Needle Distills Gemini Tool Calling into a 26M Parameter Model

Cactus Compute released Needle, a 26M parameter model that distills Gemini's tool-calling behavior into a compact, deployable artifact. The target is edge and on-device inference where full-scale models are not viable.

Needle is a 26M parameter model trained to replicate tool-calling behavior from Gemini. The team used knowledge distillation to compress structured output and function-calling capability into a model small enough to run on constrained hardware.

The practical implication: tool calling no longer requires a cloud round-trip to a frontier model. A 26M model that reliably emits well-formed function call payloads can run locally, inside a Docker container, on a microcontroller-class device, or embedded in a mobile app.
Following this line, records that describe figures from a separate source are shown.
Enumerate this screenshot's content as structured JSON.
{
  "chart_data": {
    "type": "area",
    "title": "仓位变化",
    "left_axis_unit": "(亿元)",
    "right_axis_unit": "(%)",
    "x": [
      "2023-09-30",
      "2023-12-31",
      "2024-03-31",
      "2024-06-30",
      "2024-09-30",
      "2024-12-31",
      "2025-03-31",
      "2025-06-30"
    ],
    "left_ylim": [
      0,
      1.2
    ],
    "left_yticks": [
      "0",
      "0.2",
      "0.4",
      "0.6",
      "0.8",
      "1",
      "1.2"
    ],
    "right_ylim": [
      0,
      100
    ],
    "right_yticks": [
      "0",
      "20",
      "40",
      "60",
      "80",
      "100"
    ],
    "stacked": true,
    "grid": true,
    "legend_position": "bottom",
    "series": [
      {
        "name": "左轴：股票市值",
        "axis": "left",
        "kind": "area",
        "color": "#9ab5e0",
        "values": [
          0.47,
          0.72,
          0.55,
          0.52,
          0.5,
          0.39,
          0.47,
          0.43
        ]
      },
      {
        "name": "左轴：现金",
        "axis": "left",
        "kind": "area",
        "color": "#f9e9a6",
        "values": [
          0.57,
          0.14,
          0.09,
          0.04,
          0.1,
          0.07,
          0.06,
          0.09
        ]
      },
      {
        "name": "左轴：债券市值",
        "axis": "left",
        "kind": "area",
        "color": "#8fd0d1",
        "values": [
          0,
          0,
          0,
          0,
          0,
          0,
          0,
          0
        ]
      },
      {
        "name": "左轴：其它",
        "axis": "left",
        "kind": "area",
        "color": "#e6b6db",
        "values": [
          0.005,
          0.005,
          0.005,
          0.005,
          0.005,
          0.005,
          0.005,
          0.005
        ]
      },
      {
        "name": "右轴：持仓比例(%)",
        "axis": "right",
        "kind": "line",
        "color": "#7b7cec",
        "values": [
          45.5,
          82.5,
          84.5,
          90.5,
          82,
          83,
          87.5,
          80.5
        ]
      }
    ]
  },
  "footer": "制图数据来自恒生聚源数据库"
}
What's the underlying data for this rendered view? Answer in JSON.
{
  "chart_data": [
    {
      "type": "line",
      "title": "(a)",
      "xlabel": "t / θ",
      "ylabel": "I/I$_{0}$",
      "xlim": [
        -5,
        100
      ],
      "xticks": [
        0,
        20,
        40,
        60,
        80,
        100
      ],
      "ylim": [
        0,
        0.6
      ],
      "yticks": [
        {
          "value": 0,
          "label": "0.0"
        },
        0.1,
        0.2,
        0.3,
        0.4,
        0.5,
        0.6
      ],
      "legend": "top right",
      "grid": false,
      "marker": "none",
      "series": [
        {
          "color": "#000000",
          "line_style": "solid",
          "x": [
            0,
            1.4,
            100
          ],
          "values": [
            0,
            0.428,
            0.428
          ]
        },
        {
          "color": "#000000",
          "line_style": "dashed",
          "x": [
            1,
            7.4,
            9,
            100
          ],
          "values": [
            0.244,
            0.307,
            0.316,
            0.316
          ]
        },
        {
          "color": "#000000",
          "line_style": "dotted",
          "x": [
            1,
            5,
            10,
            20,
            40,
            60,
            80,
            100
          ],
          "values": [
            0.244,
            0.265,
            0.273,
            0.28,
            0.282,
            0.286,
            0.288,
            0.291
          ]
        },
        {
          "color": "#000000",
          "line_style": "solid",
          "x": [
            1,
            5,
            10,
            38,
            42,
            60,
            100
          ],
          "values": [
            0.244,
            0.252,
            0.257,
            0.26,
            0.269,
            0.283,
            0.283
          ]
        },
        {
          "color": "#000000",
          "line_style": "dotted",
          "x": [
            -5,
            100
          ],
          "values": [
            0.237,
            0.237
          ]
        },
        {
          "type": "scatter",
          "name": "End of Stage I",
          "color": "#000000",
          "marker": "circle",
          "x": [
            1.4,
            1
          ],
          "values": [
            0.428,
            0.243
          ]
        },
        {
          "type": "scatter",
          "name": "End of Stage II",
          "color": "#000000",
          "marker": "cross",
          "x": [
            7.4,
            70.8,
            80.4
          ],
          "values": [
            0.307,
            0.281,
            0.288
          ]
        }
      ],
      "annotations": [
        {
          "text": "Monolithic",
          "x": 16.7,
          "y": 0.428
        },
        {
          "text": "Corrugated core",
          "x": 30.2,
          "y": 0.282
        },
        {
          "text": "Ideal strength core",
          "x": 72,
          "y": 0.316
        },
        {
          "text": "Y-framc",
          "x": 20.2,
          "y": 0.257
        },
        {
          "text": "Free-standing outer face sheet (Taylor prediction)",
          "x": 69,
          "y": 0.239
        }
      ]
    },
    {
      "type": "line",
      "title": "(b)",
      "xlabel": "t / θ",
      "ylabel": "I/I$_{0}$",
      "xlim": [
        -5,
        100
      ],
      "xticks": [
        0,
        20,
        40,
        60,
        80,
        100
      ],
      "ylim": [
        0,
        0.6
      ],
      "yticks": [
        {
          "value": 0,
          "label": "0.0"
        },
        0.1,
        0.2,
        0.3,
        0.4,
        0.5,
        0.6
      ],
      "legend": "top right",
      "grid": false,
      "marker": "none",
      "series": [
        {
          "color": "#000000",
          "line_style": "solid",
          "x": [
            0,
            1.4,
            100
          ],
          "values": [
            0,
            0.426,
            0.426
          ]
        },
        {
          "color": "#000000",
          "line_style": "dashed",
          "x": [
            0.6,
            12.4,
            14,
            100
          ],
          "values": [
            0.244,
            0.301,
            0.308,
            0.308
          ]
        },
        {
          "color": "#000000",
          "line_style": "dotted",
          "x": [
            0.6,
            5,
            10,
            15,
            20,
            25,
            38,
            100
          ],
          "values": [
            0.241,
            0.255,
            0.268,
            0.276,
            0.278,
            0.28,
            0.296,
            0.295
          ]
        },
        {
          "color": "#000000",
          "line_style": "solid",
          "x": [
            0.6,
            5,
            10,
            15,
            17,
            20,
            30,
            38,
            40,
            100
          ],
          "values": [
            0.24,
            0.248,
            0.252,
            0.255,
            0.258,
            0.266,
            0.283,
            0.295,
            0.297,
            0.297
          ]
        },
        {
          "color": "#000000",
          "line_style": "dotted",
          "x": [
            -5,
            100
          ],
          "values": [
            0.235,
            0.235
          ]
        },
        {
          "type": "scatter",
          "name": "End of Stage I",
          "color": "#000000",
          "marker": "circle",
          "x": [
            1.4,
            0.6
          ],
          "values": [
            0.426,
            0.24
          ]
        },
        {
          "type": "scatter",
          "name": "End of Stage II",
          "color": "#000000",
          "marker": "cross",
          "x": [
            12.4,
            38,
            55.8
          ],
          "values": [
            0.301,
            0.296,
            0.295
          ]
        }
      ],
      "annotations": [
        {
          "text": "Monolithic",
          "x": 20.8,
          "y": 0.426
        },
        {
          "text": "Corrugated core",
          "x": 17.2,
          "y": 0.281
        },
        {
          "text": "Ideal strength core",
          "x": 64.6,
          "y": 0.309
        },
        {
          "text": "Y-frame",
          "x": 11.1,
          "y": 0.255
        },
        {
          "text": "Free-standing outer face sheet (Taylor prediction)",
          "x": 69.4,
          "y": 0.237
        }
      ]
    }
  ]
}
Latency drops, API costs disappear, and the inference loop stays on-device.

Distillation at this scale is a meaningful data point. The conventional assumption has been that reliable structured output — especially tool invocation with correct argument types and schema adherence — requires a model with billions of parameters. Needle challenges that assumption directly. If the distilled behavior holds across diverse tool schemas, the architecture becomes a template for compressing other narrow LLM capabilities into sub-100M models.

For solo founders and small teams, the cost profile changes. Running a hosted frontier model for every tool call in an agentic loop is expensive at scale. A local 26M model handling routing and dispatch, with larger models reserved for reasoning-heavy steps, is a more defensible architecture for production systems that need to stay within budget.

The release is open-source on GitHub. The team has published the model weights and the distillation approach, which means the methodology is reproducible and forkable. Engineers building agents, copilots, or function-routing layers now have a concrete starting point for on-device tool orchestration.

The open question is generalization. Distillation from a single teacher model can produce brittle behavior outside the training distribution. Teams adopting Needle should benchmark it against their specific tool schemas before committing it to a production path.